In the future we may consider using a multi-master design where there is more than one master node in the cluster. But for the moment we have found a single-master design to be sufficient. However, it does result in a single point of failure.

What drove you to create it as it stands?

The separate library was created from real use cases we have in processing event data. The main driver for the creation of this project was code reuse. We wanted the same functionality as we already had but the code was not as reusable as we would have liked. So, we thought we should also open source the library in case anyone else can make use of the code.
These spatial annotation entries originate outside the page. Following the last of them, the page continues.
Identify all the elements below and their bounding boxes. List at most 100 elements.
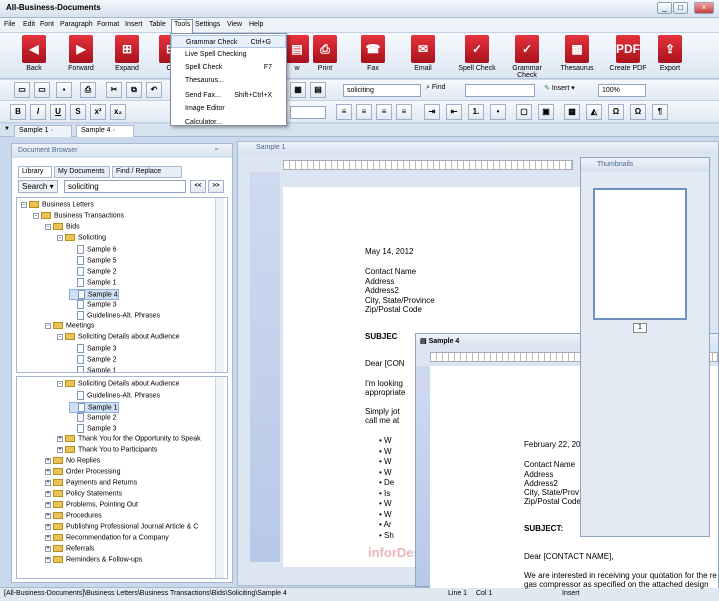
indent-icon[interactable]: ⇥ xyxy=(424,104,440,120)
expand-toggle-icon[interactable]: - xyxy=(45,223,51,230)
underline-button[interactable]: U xyxy=(50,104,66,120)
tree-document-item[interactable]: Sample 2 xyxy=(69,355,117,364)
expand-toggle-icon[interactable]: + xyxy=(45,501,51,508)
subscript-button[interactable]: x₂ xyxy=(110,104,126,120)
close-tab-icon[interactable]: ▫ xyxy=(51,127,53,134)
menu-item-tools[interactable]: Tools xyxy=(171,19,194,33)
tabs-dropdown-icon[interactable]: ▼ xyxy=(4,126,10,132)
tree-document-item[interactable]: Sample 3 xyxy=(69,424,117,433)
ribbon-email-button[interactable]: ✉ Email xyxy=(398,35,448,72)
find-button[interactable]: ⌕ Find xyxy=(426,84,446,92)
ribbon-print-button[interactable]: ⎙ Print xyxy=(300,35,350,72)
expand-toggle-icon[interactable]: + xyxy=(45,512,51,519)
outdent-icon[interactable]: ⇤ xyxy=(446,104,462,120)
new-document-icon[interactable]: ▭ xyxy=(14,82,30,98)
browser-tab-library[interactable]: Library xyxy=(18,166,52,178)
tree-folder-item[interactable]: - Business Letters xyxy=(21,201,94,208)
menu-item-format[interactable]: Format xyxy=(97,21,119,28)
style-select[interactable] xyxy=(465,84,535,97)
tree-document-item[interactable]: Sample 4 xyxy=(69,289,119,300)
expand-toggle-icon[interactable]: + xyxy=(45,479,51,486)
minimize-button[interactable]: _ xyxy=(657,2,672,14)
search-mode-dropdown[interactable]: Search ▾ xyxy=(18,180,58,193)
shading-icon[interactable]: ▣ xyxy=(538,104,554,120)
tree-folder-item[interactable]: - Meetings xyxy=(45,322,94,329)
justify-icon[interactable]: ≡ xyxy=(396,104,412,120)
superscript-button[interactable]: x² xyxy=(90,104,106,120)
prev-result-button[interactable]: << xyxy=(190,180,206,193)
tree-folder-item[interactable]: + Procedures xyxy=(45,512,102,519)
browser-search-input[interactable]: soliciting xyxy=(64,180,186,193)
tools-menu-item-thesaurus[interactable]: Thesaurus... xyxy=(171,74,286,87)
tab-sample-4[interactable]: Sample 4 ▫ xyxy=(76,125,134,137)
tree-folder-item[interactable]: + Payments and Returns xyxy=(45,479,137,486)
align-right-icon[interactable]: ≡ xyxy=(376,104,392,120)
tools-menu-item-live-spell-checking[interactable]: Live Spell Checking xyxy=(171,48,286,61)
tree-document-item[interactable]: Guidelines-Alt. Phrases xyxy=(69,391,160,400)
tree-folder-item[interactable]: + Policy Statements xyxy=(45,490,122,497)
tree-document-item[interactable]: Guidelines-Alt. Phrases xyxy=(69,311,160,320)
symbol-icon[interactable]: Ω xyxy=(608,104,624,120)
expand-toggle-icon[interactable]: - xyxy=(57,333,63,340)
menu-item-view[interactable]: View xyxy=(227,21,242,28)
tree-folder-item[interactable]: - Bids xyxy=(45,223,80,230)
insert-button[interactable]: ✎ Insert ▾ xyxy=(544,84,575,92)
tree-document-item[interactable]: Sample 2 xyxy=(69,267,117,276)
bullets-icon[interactable]: • xyxy=(490,104,506,120)
menu-item-settings[interactable]: Settings xyxy=(195,21,220,28)
maximize-button[interactable]: □ xyxy=(673,2,688,14)
next-result-button[interactable]: >> xyxy=(208,180,224,193)
close-button[interactable]: × xyxy=(694,2,714,14)
tree-document-item[interactable]: Sample 6 xyxy=(69,245,117,254)
grid-icon[interactable]: ▤ xyxy=(310,82,326,98)
tree-folder-item[interactable]: + No Replies xyxy=(45,457,100,464)
page-thumbnail[interactable] xyxy=(593,188,687,320)
menu-item-edit[interactable]: Edit xyxy=(23,21,35,28)
tree-scrollbar[interactable] xyxy=(215,198,224,372)
cut-icon[interactable]: ✂ xyxy=(106,82,122,98)
expand-toggle-icon[interactable]: - xyxy=(21,201,27,208)
menu-item-insert[interactable]: Insert xyxy=(125,21,143,28)
expand-toggle-icon[interactable]: - xyxy=(33,212,39,219)
tree-folder-item[interactable]: + Order Processing xyxy=(45,468,120,475)
tree-folder-item[interactable]: + Referrals xyxy=(45,545,94,552)
menu-item-file[interactable]: File xyxy=(4,21,15,28)
tab-sample-1[interactable]: Sample 1 ▫ xyxy=(14,125,72,137)
align-left-icon[interactable]: ≡ xyxy=(336,104,352,120)
menu-item-table[interactable]: Table xyxy=(149,21,166,28)
tree-folder-item[interactable]: - Business Transactions xyxy=(33,212,124,219)
tree-folder-item[interactable]: - Soliciting Details about Audience xyxy=(57,380,180,387)
expand-toggle-icon[interactable]: + xyxy=(45,523,51,530)
ribbon-fax-button[interactable]: ☎ Fax xyxy=(348,35,398,72)
ribbon-forward-arrow-button[interactable]: ▶ Forward xyxy=(56,35,106,72)
tools-menu-item-image-editor[interactable]: Image Editor xyxy=(171,102,286,115)
print-small-icon[interactable]: ⎙ xyxy=(80,82,96,98)
tree-folder-item[interactable]: - Soliciting xyxy=(57,234,106,241)
bold-button[interactable]: B xyxy=(10,104,26,120)
ribbon-thesaurus-button[interactable]: ▦ Thesaurus xyxy=(552,35,602,72)
expand-toggle-icon[interactable]: + xyxy=(45,457,51,464)
tree-folder-item[interactable]: + Thank You to Participants xyxy=(57,446,157,453)
tree-folder-item[interactable]: - Soliciting Details about Audience xyxy=(57,333,180,340)
expand-toggle-icon[interactable]: - xyxy=(57,380,63,387)
ribbon-back-arrow-button[interactable]: ◀ Back xyxy=(9,35,59,72)
tree-folder-item[interactable]: + Recommendation for a Company xyxy=(45,534,169,541)
menu-item-font[interactable]: Font xyxy=(40,21,54,28)
tree-folder-item[interactable]: + Thank You for the Opportunity to Speak xyxy=(57,435,201,442)
tools-menu-item-send-fax[interactable]: Send Fax... Shift+Ctrl+X xyxy=(171,89,286,102)
expand-toggle-icon[interactable]: - xyxy=(57,234,63,241)
ribbon-spell-check-button[interactable]: ✓ Spell Check xyxy=(452,35,502,72)
expand-toggle-icon[interactable]: + xyxy=(45,468,51,475)
image-icon[interactable]: ▩ xyxy=(564,104,580,120)
ruler[interactable] xyxy=(283,160,573,170)
tree-scrollbar[interactable] xyxy=(215,377,224,578)
paragraph-mark-icon[interactable]: ¶ xyxy=(652,104,668,120)
tree-folder-item[interactable]: + Problems, Pointing Out xyxy=(45,501,138,508)
font-size-select[interactable] xyxy=(290,106,326,119)
panel-close-icon[interactable]: ▫ xyxy=(215,146,217,153)
expand-toggle-icon[interactable]: + xyxy=(57,446,63,453)
strikethrough-button[interactable]: S xyxy=(70,104,86,120)
browser-tab-my-documents[interactable]: My Documents xyxy=(54,166,110,178)
tree-document-item[interactable]: Sample 3 xyxy=(69,300,117,309)
expand-toggle-icon[interactable]: - xyxy=(45,322,51,329)
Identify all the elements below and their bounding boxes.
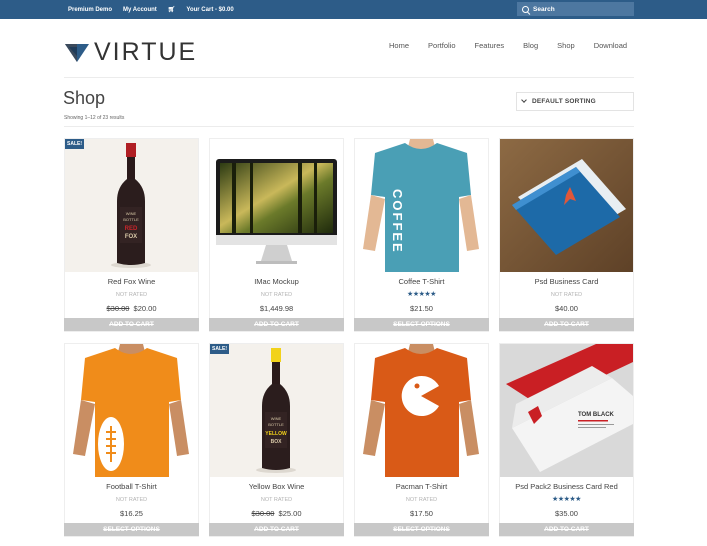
title-divider (64, 126, 634, 127)
product-image[interactable] (210, 139, 343, 272)
rating-text: NOT RATED (115, 292, 148, 298)
wine-label-line1: WINE (271, 416, 282, 421)
star-rating: ★★★★★ (407, 291, 436, 298)
search-icon[interactable] (522, 5, 529, 13)
product-image[interactable] (65, 344, 198, 477)
add-to-cart-button[interactable]: ADD TO CART (499, 523, 634, 536)
wine-label-line1: WINE (126, 211, 137, 216)
cart-label: Your Cart - $0.00 (186, 7, 234, 13)
top-links: Premium Demo My Account 🛒︎ Your Cart - $0… (68, 0, 256, 19)
card-name-text: TOM BLACK (578, 412, 615, 418)
my-account-link[interactable]: My Account (123, 7, 157, 13)
rating-text: NOT RATED (405, 497, 438, 503)
add-to-cart-button[interactable]: ADD TO CART (209, 523, 344, 536)
search-box[interactable] (517, 2, 634, 16)
select-options-button[interactable]: SELECT OPTIONS (354, 523, 489, 536)
product-name[interactable]: IMac Mockup (210, 277, 343, 286)
product-card: Football T-Shirt NOT RATED $16.25 SELECT… (64, 343, 199, 537)
nav-features[interactable]: Features (475, 41, 505, 50)
product-price: $30.00 $20.00 (65, 304, 198, 313)
wine-label-line4: FOX (125, 234, 137, 240)
product-price: $17.50 (410, 509, 433, 518)
imac-image (210, 139, 343, 272)
main-nav: Home Portfolio Features Blog Shop Downlo… (389, 41, 627, 50)
select-options-button[interactable]: SELECT OPTIONS (354, 318, 489, 331)
product-card: Pacman T-Shirt NOT RATED $17.50 SELECT O… (354, 343, 489, 537)
product-image[interactable]: COFFEE (355, 139, 488, 272)
nav-download[interactable]: Download (594, 41, 627, 50)
page-title: Shop (63, 88, 106, 108)
premium-demo-link[interactable]: Premium Demo (68, 7, 112, 13)
select-options-button[interactable]: SELECT OPTIONS (64, 523, 199, 536)
product-card: SALE! WINE BOTTLE RED FOX Red Fox Wine N… (64, 138, 199, 332)
product-card: SALE! WINE BOTTLE YELLOW BOX Yellow Box … (209, 343, 344, 537)
wine-label-line4: BOX (271, 439, 283, 445)
product-card: Psd Business Card NOT RATED $40.00 ADD T… (499, 138, 634, 332)
sorting-label: DEFAULT SORTING (532, 98, 596, 105)
business-card-red-image: TOM BLACK (500, 344, 633, 477)
sale-price: $20.00 (133, 304, 157, 313)
product-price: $35.00 (555, 509, 578, 518)
product-name[interactable]: Pacman T-Shirt (355, 482, 488, 491)
search-input[interactable] (533, 5, 623, 13)
logo-text: VIRTUE (94, 38, 198, 66)
sale-badge: SALE! (210, 344, 229, 354)
football-tshirt-image (65, 344, 198, 477)
coffee-print-text: COFFEE (390, 189, 405, 254)
product-price: $21.50 (410, 304, 433, 313)
product-image[interactable]: WINE BOTTLE YELLOW BOX (210, 344, 343, 477)
product-image[interactable] (500, 139, 633, 272)
top-bar: Premium Demo My Account 🛒︎ Your Cart - $0… (0, 0, 707, 19)
nav-home[interactable]: Home (389, 41, 409, 50)
wine-label-line2: BOTTLE (123, 217, 139, 222)
header-divider (64, 77, 634, 78)
business-card-image (500, 139, 633, 272)
sale-price: $25.00 (278, 509, 302, 518)
cart-link[interactable]: 🛒︎ Your Cart - $0.00 (168, 6, 245, 13)
product-name[interactable]: Psd Business Card (500, 277, 633, 286)
wine-label-line2: BOTTLE (268, 422, 284, 427)
nav-blog[interactable]: Blog (523, 41, 538, 50)
star-rating: ★★★★★ (552, 496, 581, 503)
product-name[interactable]: Red Fox Wine (65, 277, 198, 286)
product-name[interactable]: Psd Pack2 Business Card Red (500, 482, 633, 491)
wine-bottle-image: WINE BOTTLE YELLOW BOX (210, 344, 343, 477)
chevron-down-icon (521, 97, 527, 103)
sorting-select[interactable]: DEFAULT SORTING (516, 92, 634, 111)
product-price: $40.00 (555, 304, 578, 313)
old-price: $30.00 (251, 509, 275, 518)
add-to-cart-button[interactable]: ADD TO CART (499, 318, 634, 331)
product-name[interactable]: Football T-Shirt (65, 482, 198, 491)
rating-text: NOT RATED (260, 497, 293, 503)
product-card: TOM BLACK Psd Pack2 Business Card Red ★★… (499, 343, 634, 537)
product-price: $16.25 (120, 509, 143, 518)
coffee-tshirt-image: COFFEE (355, 139, 488, 272)
cart-icon: 🛒︎ (167, 7, 176, 13)
site-logo[interactable]: VIRTUE (64, 38, 197, 67)
results-count: Showing 1–12 of 23 results (64, 115, 125, 121)
wine-bottle-image: WINE BOTTLE RED FOX (65, 139, 198, 272)
wine-label-line3: YELLOW (265, 431, 287, 437)
product-name[interactable]: Coffee T-Shirt (355, 277, 488, 286)
pacman-tshirt-image (355, 344, 488, 477)
sale-badge: SALE! (65, 139, 84, 149)
product-image[interactable] (355, 344, 488, 477)
nav-portfolio[interactable]: Portfolio (428, 41, 456, 50)
product-card: COFFEE Coffee T-Shirt ★★★★★ $21.50 SELEC… (354, 138, 489, 332)
rating-text: NOT RATED (550, 292, 583, 298)
add-to-cart-button[interactable]: ADD TO CART (64, 318, 199, 331)
add-to-cart-button[interactable]: ADD TO CART (209, 318, 344, 331)
product-name[interactable]: Yellow Box Wine (210, 482, 343, 491)
product-image[interactable]: WINE BOTTLE RED FOX (65, 139, 198, 272)
rating-text: NOT RATED (115, 497, 148, 503)
old-price: $30.00 (106, 304, 130, 313)
product-image[interactable]: TOM BLACK (500, 344, 633, 477)
logo-triangle-icon (65, 43, 89, 62)
product-price: $1,449.98 (259, 304, 294, 313)
rating-text: NOT RATED (260, 292, 293, 298)
wine-label-line3: RED (125, 226, 138, 232)
product-card: IMac Mockup NOT RATED $1,449.98 ADD TO C… (209, 138, 344, 332)
nav-shop[interactable]: Shop (557, 41, 575, 50)
product-price: $30.00 $25.00 (210, 509, 343, 518)
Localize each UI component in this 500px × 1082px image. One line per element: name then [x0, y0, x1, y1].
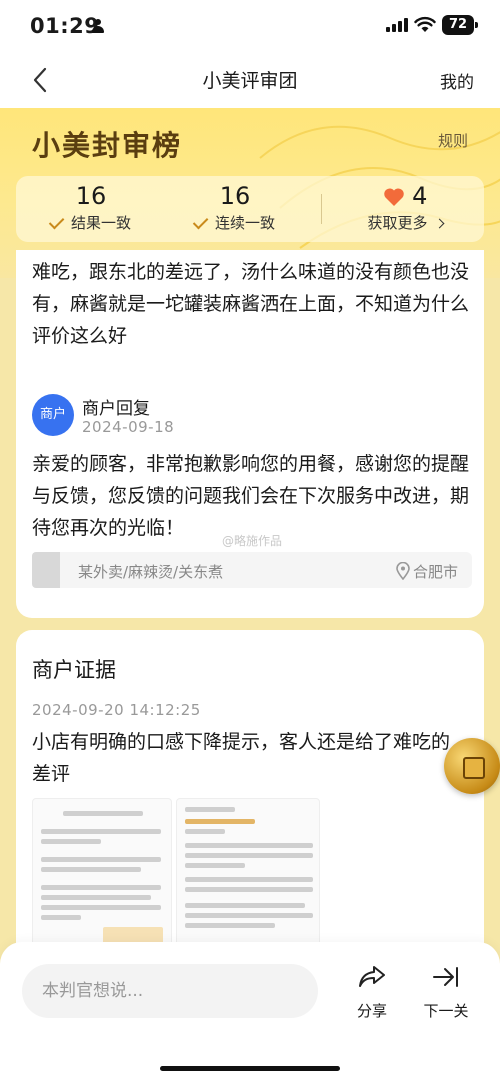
share-label: 分享: [356, 1002, 387, 1020]
evidence-text: 小店有明确的口感下降提示，客人还是给了难吃的差评: [32, 731, 451, 785]
banner-logo: 小美封审榜: [32, 129, 183, 162]
reply-text: 亲爱的顾客，非常抱歉影响您的用餐，感谢您的提醒与反馈，您反馈的问题我们会在下次服…: [32, 453, 470, 539]
get-more-link[interactable]: 获取更多: [367, 212, 427, 234]
heart-icon: [383, 188, 404, 206]
reply-date: 2024-09-18: [82, 418, 175, 436]
page: 01:29 72 小美评审团 我的 小美封审榜 规则 16 结果一致 16 连续…: [0, 0, 500, 1082]
check-icon: [48, 213, 65, 230]
coin-icon[interactable]: [444, 738, 500, 794]
person-icon: [92, 19, 104, 33]
evidence-title: 商户证据: [32, 658, 116, 682]
watermark: @略施作品: [222, 534, 283, 548]
bottom-bar: 分享 下一关: [0, 942, 500, 1082]
evidence-card: 商户证据 2024-09-20 14:12:25 小店有明确的口感下降提示，客人…: [16, 630, 484, 990]
next-level-label: 下一关: [423, 1002, 469, 1020]
review-card: 难吃，跟东北的差远了，汤什么味道的没有颜色也没有，麻酱就是一坨罐装麻酱洒在上面，…: [16, 250, 484, 618]
my-link[interactable]: 我的: [440, 68, 474, 93]
avatar: 商户: [32, 394, 74, 436]
battery-icon: 72: [442, 15, 478, 35]
rules-link[interactable]: 规则: [438, 130, 468, 151]
wifi-icon: [414, 16, 436, 32]
check-icon: [192, 213, 209, 230]
share-icon: [359, 966, 385, 987]
shop-info[interactable]: 某外卖/麻辣烫/关东煮 合肥市: [32, 552, 472, 588]
divider: [321, 194, 322, 224]
stat-value: 4: [412, 182, 428, 210]
stat-streak-match: 16 连续一致: [160, 180, 310, 234]
next-level-button[interactable]: 下一关: [416, 964, 476, 1021]
status-time: 01:29: [30, 14, 100, 38]
stat-value: 16: [75, 182, 107, 210]
stat-hearts[interactable]: 4 获取更多: [330, 180, 480, 234]
evidence-image[interactable]: [176, 798, 320, 948]
shop-thumbnail: [32, 552, 60, 588]
shop-name: 某外卖/麻辣烫/关东煮: [78, 563, 224, 581]
stat-result-match: 16 结果一致: [16, 180, 166, 234]
evidence-date: 2024-09-20 14:12:25: [32, 701, 201, 719]
status-bar: 01:29 72: [0, 0, 500, 52]
home-indicator: [160, 1066, 340, 1071]
signal-icon: [386, 18, 408, 32]
page-title: 小美评审团: [202, 70, 298, 92]
next-icon: [433, 967, 458, 987]
share-button[interactable]: 分享: [342, 964, 402, 1021]
chevron-right-icon: [434, 218, 444, 228]
stat-label: 结果一致: [70, 214, 131, 232]
nav-bar: 小美评审团 我的: [0, 52, 500, 108]
comment-input[interactable]: [22, 964, 318, 1018]
reply-title: 商户回复: [82, 399, 150, 419]
review-text: 难吃，跟东北的差远了，汤什么味道的没有颜色也没有，麻酱就是一坨罐装麻酱洒在上面，…: [32, 261, 470, 347]
shop-city: 合肥市: [412, 563, 458, 581]
stat-label: 连续一致: [214, 214, 275, 232]
location-pin-icon: [396, 562, 410, 580]
stat-value: 16: [219, 182, 251, 210]
stats-card: 16 结果一致 16 连续一致 4 获取更多: [16, 176, 484, 242]
evidence-image[interactable]: [32, 798, 172, 948]
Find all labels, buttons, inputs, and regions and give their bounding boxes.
We use tasks instead of processes because we have limited resources on these systems such as memory, disk IO, and network IO. If we start everything at the same time we can run into contention problems or even exceed the available physical memory on a machine. The tasks we run are generally fairly long running in Erlang terms and take seconds to process, rather than the millisecond response times it is well known for in applications such as messaging.

A gascheduler task is a thin abstraction over an Erlang process. As a user does not have to think about how and where the work is done. Gascheduler automates the assignment of work to available compute resources. Each task just ends up being executed in its own Erlang process, but all the boilerplate fault tolerance stuff is done by gascheduler through this abstraction of a task. It is this logic which we found we can reuse.